I’m originally from Michigan, lets just say the metro Detroit area. Last autumn I went home to do my first 5k (of my adult life) around the Detroit zoo. Naturally I tattooed my arms with dinosaurs, and naturally I rubbed them all off before the end of the hour. But I digress. I have been living in a few different places over the past almost 3 years, and it has been quite an experience and so different than I ever could have imagined.
My wall back at my home home with travel inspiration, this is mostly the US, but I aspire to travel everywhere I can in the world. I still have so much to learn from other cultures and ways of life. Natural scenery is something I always long to see more of. There’s something so magical about nature that makes you feel so alive. I’m just beginning to learn how everything works together and it is so important to me that others see how important ecosystems EVERYWHERE are. My life goal is to somehow combine education and earth appreciation with travel and make a living; don’t we all wish that?
In the summer of 2011, I moved to the west side of the state to intern at the Kellogg Bird Sanctuary as a designer and interpreter. There I met Tom and I am still with him today. It was an amazing summer, a dream job and launched me into where I am today; loving birds and loving teaching/learning
Pardon the horrible phone photo quality… I then moved to Arizona in late September of 2011. I worked as a park ranger through the SCA at a national monument comprised of three native american sites. It was such an eye opening experience to live in a desert and try to imagine how people lived there in the past.

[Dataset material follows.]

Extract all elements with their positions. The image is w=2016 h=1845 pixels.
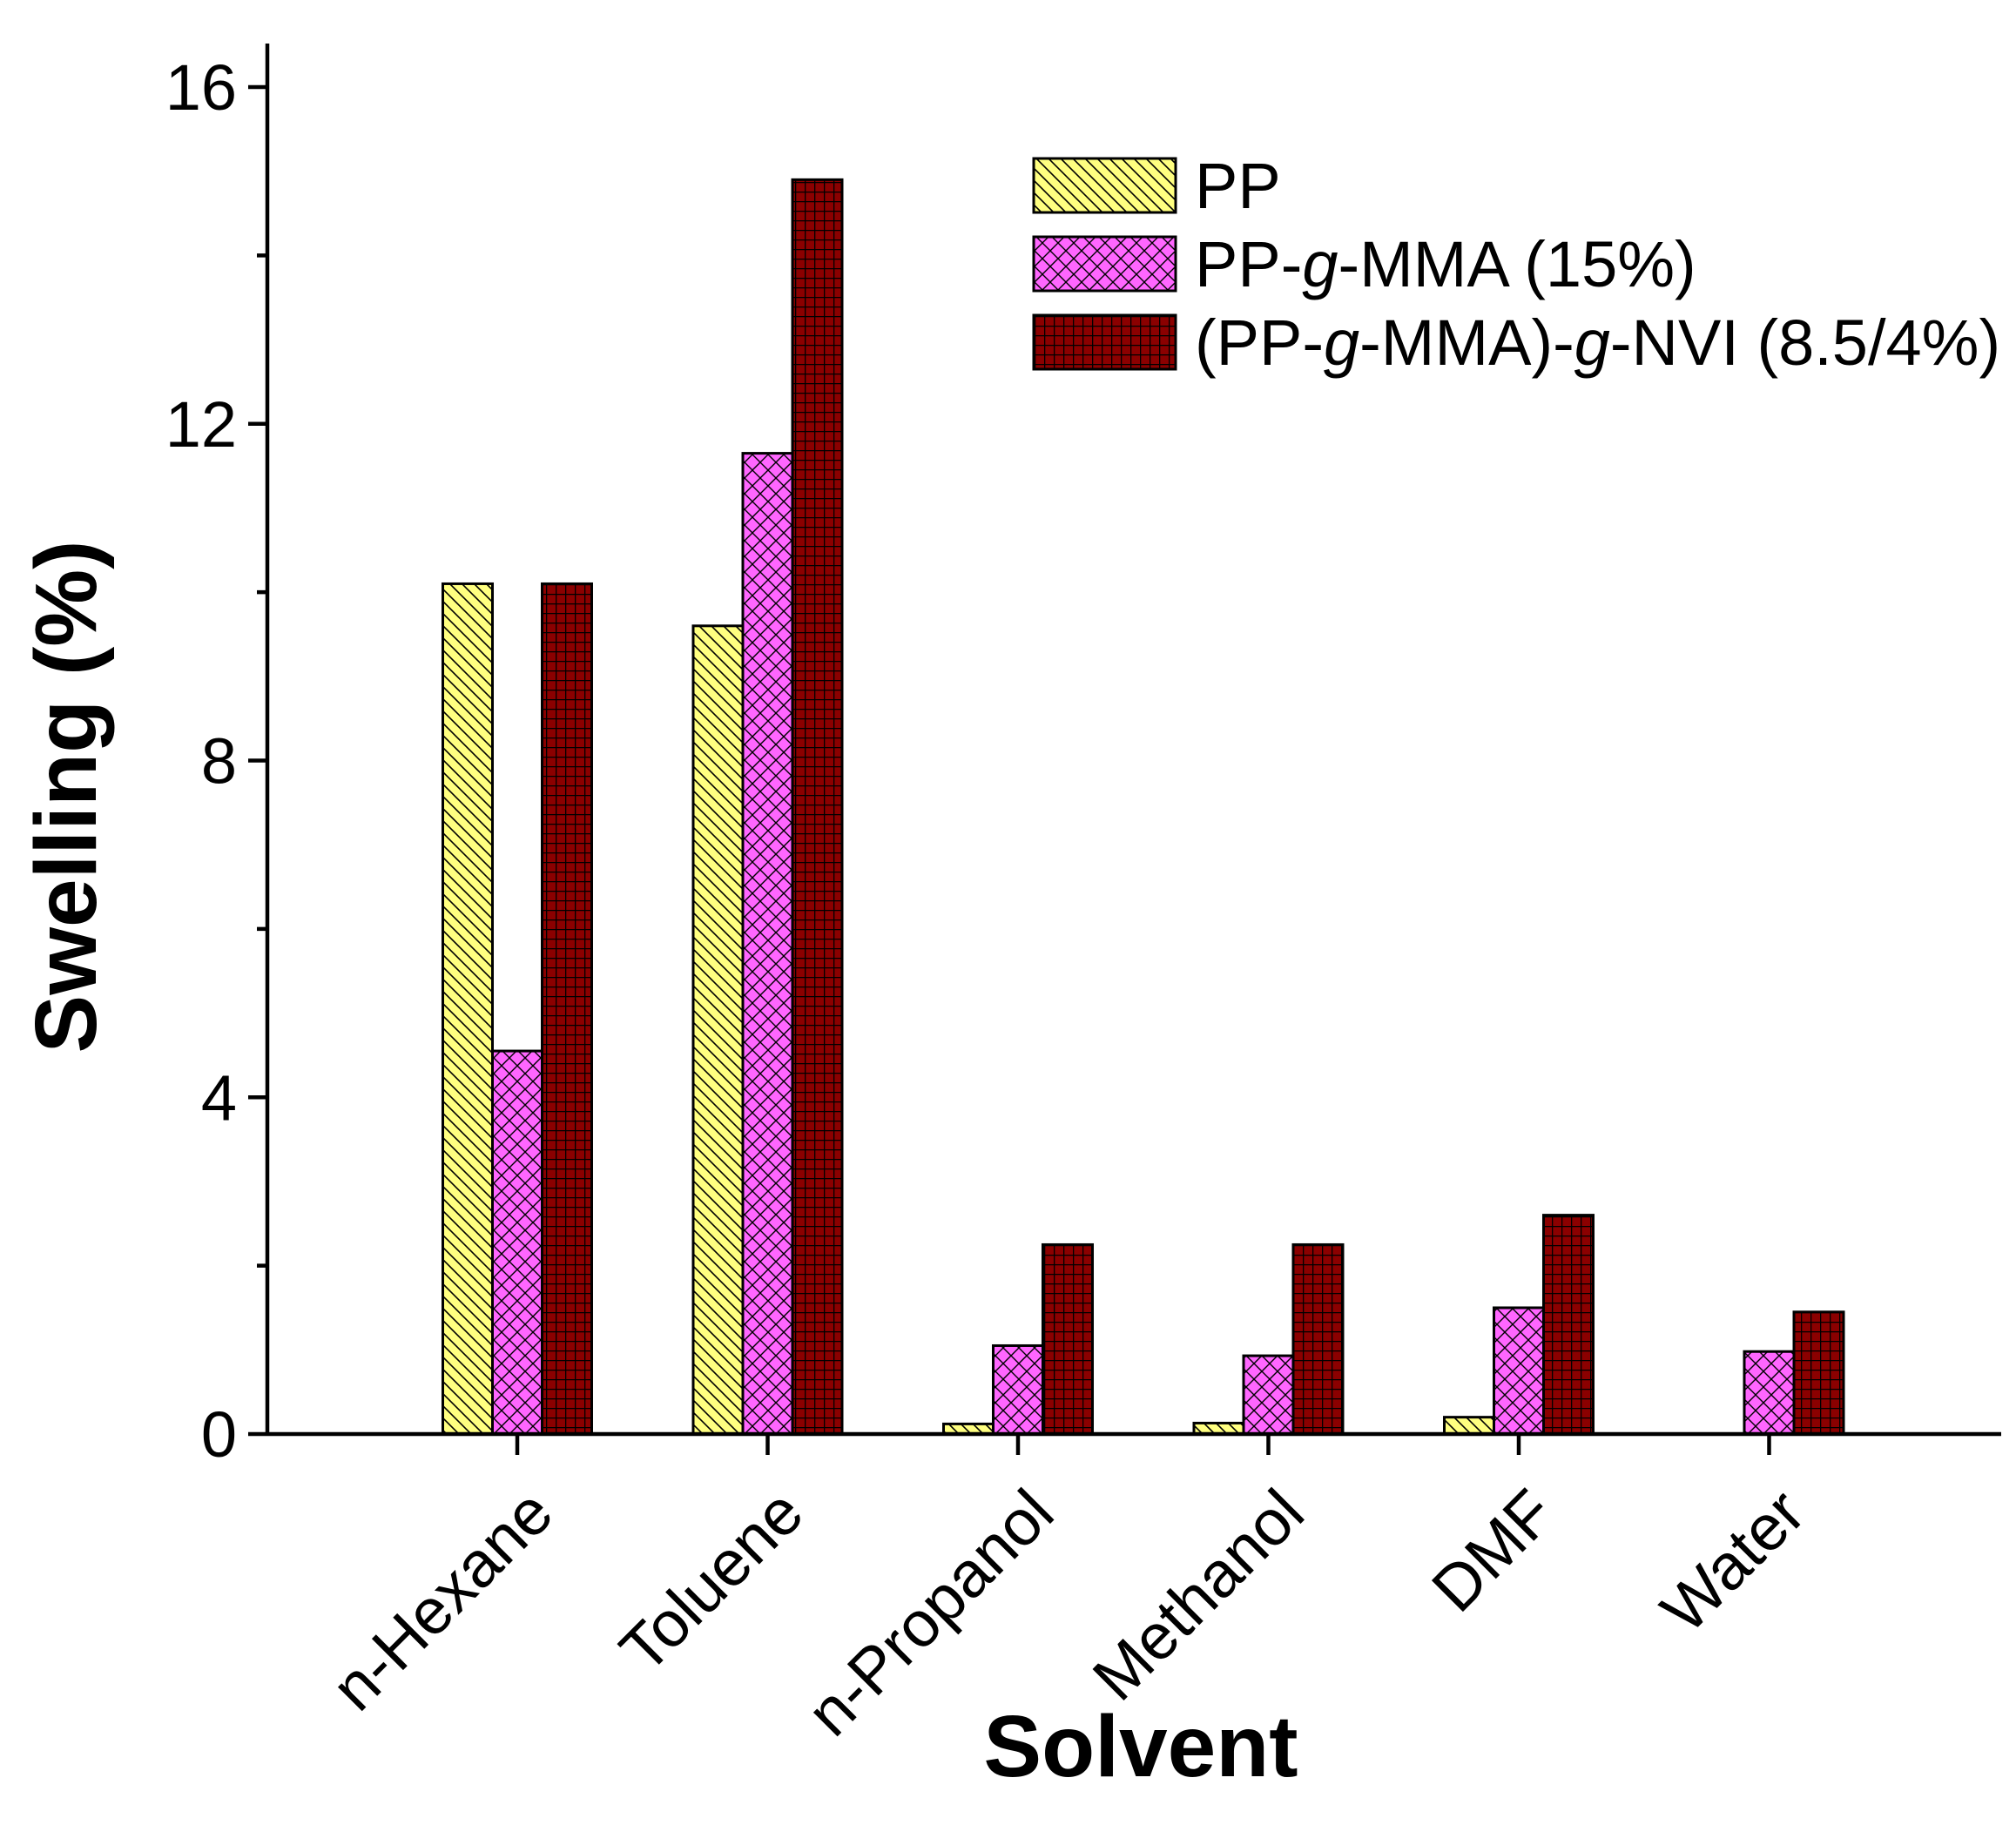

Sometimes things living at the park got very lonely and I had a lot of time by myself, it got dark early, being winter and for the most of December I lived in the desert alone. I tried to keep a positive attitude knowing that I lived on a national park. But it was very hard, my first time that far away from home, away from friends (having just recently graduated), and away from my boyfriend who now lived back in England. I saw black widows, I saw rattlesnakes, but I also saw migrating ducks in a well that was filled with over 2 million gallons of water daily from an underground spring. I’m glad I had this experience and would recommend it to anyone, I miss my friends dearly, but I know I am on the path to something amazing.
It’s hard not to post a million photos here because Orcas Island is one of the most beautiful places I have ever lived. I moved there in the spring of 2012 on my next environmental job venture. I went from living by myself working with a handful of older park rangers to working with 30 other people in their 20’s sharing a house with 9 others. My roomates there Hannah and Allison became really great friends of mine and helped me keep sanity throughout it all. 40+ hour workweeks with young teens trying to get across information about the oceans, the forests, themselves all while trying to learn about those things myself. The two springs there I did some of the most growing I have ever done. I stepped out of my comfort zone and into my challenge zone, and I’ve yet to go back.

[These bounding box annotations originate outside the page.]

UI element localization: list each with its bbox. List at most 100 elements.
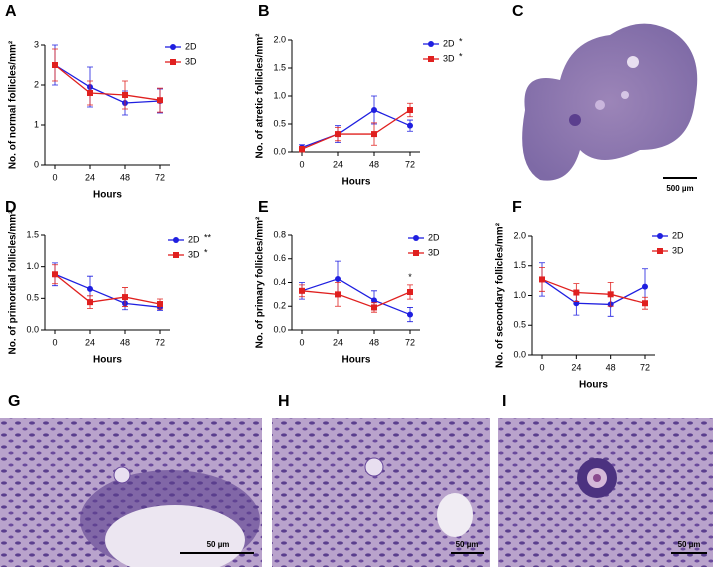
legend-label: 2D xyxy=(185,41,197,51)
legend-marker xyxy=(170,59,176,65)
point xyxy=(407,107,413,113)
line xyxy=(54,64,161,101)
point xyxy=(157,301,163,308)
x-axis-label: Hours xyxy=(93,355,122,366)
significance: ** xyxy=(204,232,212,242)
line xyxy=(541,278,646,306)
scale-bar-label: 50 µm xyxy=(456,540,479,549)
x-tick-label: 72 xyxy=(405,337,415,347)
y-tick-label: 1 xyxy=(34,119,39,129)
legend-marker xyxy=(428,41,434,47)
x-axis-label: Hours xyxy=(342,177,371,188)
panel-label: I xyxy=(502,393,506,410)
point xyxy=(87,90,93,96)
x-axis-label: Hours xyxy=(579,380,608,391)
x-tick-label: 0 xyxy=(299,159,304,169)
x-tick-label: 0 xyxy=(539,362,544,372)
micrographs xyxy=(0,418,713,567)
y-tick-label: 2.0 xyxy=(513,230,526,240)
y-tick-label: 0.4 xyxy=(273,277,286,287)
legend-marker xyxy=(657,248,663,254)
scale-bar-label: 50 µm xyxy=(207,540,230,549)
line xyxy=(541,278,646,304)
legend-label: 3D xyxy=(443,53,455,63)
line xyxy=(54,273,161,308)
point xyxy=(642,283,648,290)
panel-label: E xyxy=(258,199,269,216)
tissue-image xyxy=(522,23,698,181)
point xyxy=(642,300,648,307)
legend-label: 3D xyxy=(428,247,440,257)
point xyxy=(335,291,341,298)
panel-label: C xyxy=(512,3,524,20)
y-tick-label: 1.5 xyxy=(273,62,286,72)
y-axis-label: No. of primordial follicles/mm² xyxy=(8,210,19,355)
point xyxy=(371,107,377,113)
y-tick-label: 0.6 xyxy=(273,253,286,263)
x-tick-label: 72 xyxy=(405,159,415,169)
point xyxy=(87,299,93,306)
point xyxy=(335,275,341,282)
x-tick-label: 48 xyxy=(369,159,379,169)
significance: * xyxy=(204,247,208,257)
legend-marker xyxy=(173,237,179,243)
point xyxy=(299,287,305,294)
y-tick-label: 3 xyxy=(34,39,39,49)
x-tick-label: 0 xyxy=(52,337,57,347)
y-tick-label: 1.0 xyxy=(26,261,39,271)
point xyxy=(122,92,128,98)
y-axis-label: No. of atretic follicles/mm² xyxy=(255,33,266,159)
x-tick-label: 48 xyxy=(120,172,130,182)
y-tick-label: 0.2 xyxy=(273,301,286,311)
panel-label: F xyxy=(512,199,522,216)
legend-marker xyxy=(657,233,663,239)
panel-label: H xyxy=(278,393,290,410)
line xyxy=(301,109,411,150)
x-axis-label: Hours xyxy=(342,355,371,366)
legend-label: 3D xyxy=(188,249,200,259)
x-tick-label: 72 xyxy=(155,172,165,182)
legend-label: 2D xyxy=(188,234,200,244)
scale-bar-label: 500 µm xyxy=(666,184,693,193)
significance: * xyxy=(459,36,463,46)
y-tick-label: 0.0 xyxy=(273,324,286,334)
y-tick-label: 1.5 xyxy=(26,229,39,239)
y-tick-label: 0.8 xyxy=(273,229,286,239)
legend-marker xyxy=(170,44,176,50)
x-tick-label: 48 xyxy=(120,337,130,347)
x-tick-label: 72 xyxy=(155,337,165,347)
y-tick-label: 0 xyxy=(34,159,39,169)
panel-label: D xyxy=(5,199,17,216)
x-tick-label: 24 xyxy=(333,337,343,347)
line xyxy=(54,64,161,104)
significance: * xyxy=(459,51,463,61)
y-tick-label: 1.0 xyxy=(273,90,286,100)
x-tick-label: 24 xyxy=(333,159,343,169)
y-axis-label: No. of primary follicles/mm² xyxy=(255,216,266,348)
y-tick-label: 0.5 xyxy=(513,320,526,330)
point xyxy=(407,122,413,129)
x-tick-label: 48 xyxy=(369,337,379,347)
y-tick-label: 0.0 xyxy=(513,349,526,359)
point xyxy=(87,285,93,292)
point xyxy=(371,131,377,138)
x-tick-label: 72 xyxy=(640,362,650,372)
line xyxy=(301,278,411,316)
panel-label: B xyxy=(258,3,270,20)
x-tick-label: 48 xyxy=(606,362,616,372)
point xyxy=(52,271,58,278)
point xyxy=(607,291,614,298)
y-tick-label: 0.0 xyxy=(273,146,286,156)
annotation: * xyxy=(408,272,412,282)
legend-marker xyxy=(428,56,434,62)
x-tick-label: 24 xyxy=(85,337,95,347)
point xyxy=(371,304,377,311)
point xyxy=(52,62,58,68)
x-tick-label: 0 xyxy=(52,172,57,182)
y-tick-label: 2 xyxy=(34,79,39,89)
point xyxy=(539,276,545,283)
line xyxy=(54,273,161,305)
legend-label: 2D xyxy=(672,230,684,240)
point xyxy=(407,311,413,318)
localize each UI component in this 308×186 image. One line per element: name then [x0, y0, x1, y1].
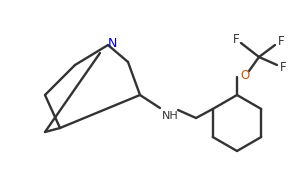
- Text: NH: NH: [162, 111, 178, 121]
- Text: N: N: [107, 36, 117, 49]
- Text: F: F: [278, 34, 284, 47]
- Text: F: F: [280, 60, 286, 73]
- Text: F: F: [233, 33, 239, 46]
- Text: O: O: [240, 68, 249, 81]
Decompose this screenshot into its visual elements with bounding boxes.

Funyaking, because Kayaking required self rescue in the 40F degree ocean, and I was fine without having to leave the bay.
It’s fun to have a day off from the YMCA
Tiny invertebrates everywhere, larger ones too. I will most likely post on the blog about them at some point.
And then I saw Orca whales May of 2013 and my life up to that point was complete
Between seasons of doing outdoor environmental education I went and lived in England for 2 months. Some of my favorite times have been in Sheffield. Tom and I shared a one room bedsit and that’s when we really knew we could be together forever. Long distance is so hard, and there are ups and downs just as any relationship has, but the times we are happy together are literally the happiest I have ever been. I’ll learn from the hard times and forever float in the mushy ocean of our love.
I think this might be the moment when I realized most things in life will be hard, but you just have to put on a brave face and look at them in the most positive way you can. Looking back on everything I’ve done, it was always hard, but I have fond memories. Enjoy/live in the present, be thankful for the past, and always stay hopeful/excited for the future, but always try your hardest to love where you are. “Wherever you go, go with all of your heart.” (okay this photo isn’t really when I realized that, but it works)
summer house, beautiful lighting
summer house, dream nook
and here I am now, it’s taken me awhile to find a place I can call home in Seattle and I have felt downright sad for too long now. I’m going to hold my chin up, put on a smile and take my own advice to just be okay with where I am, maybe even happy.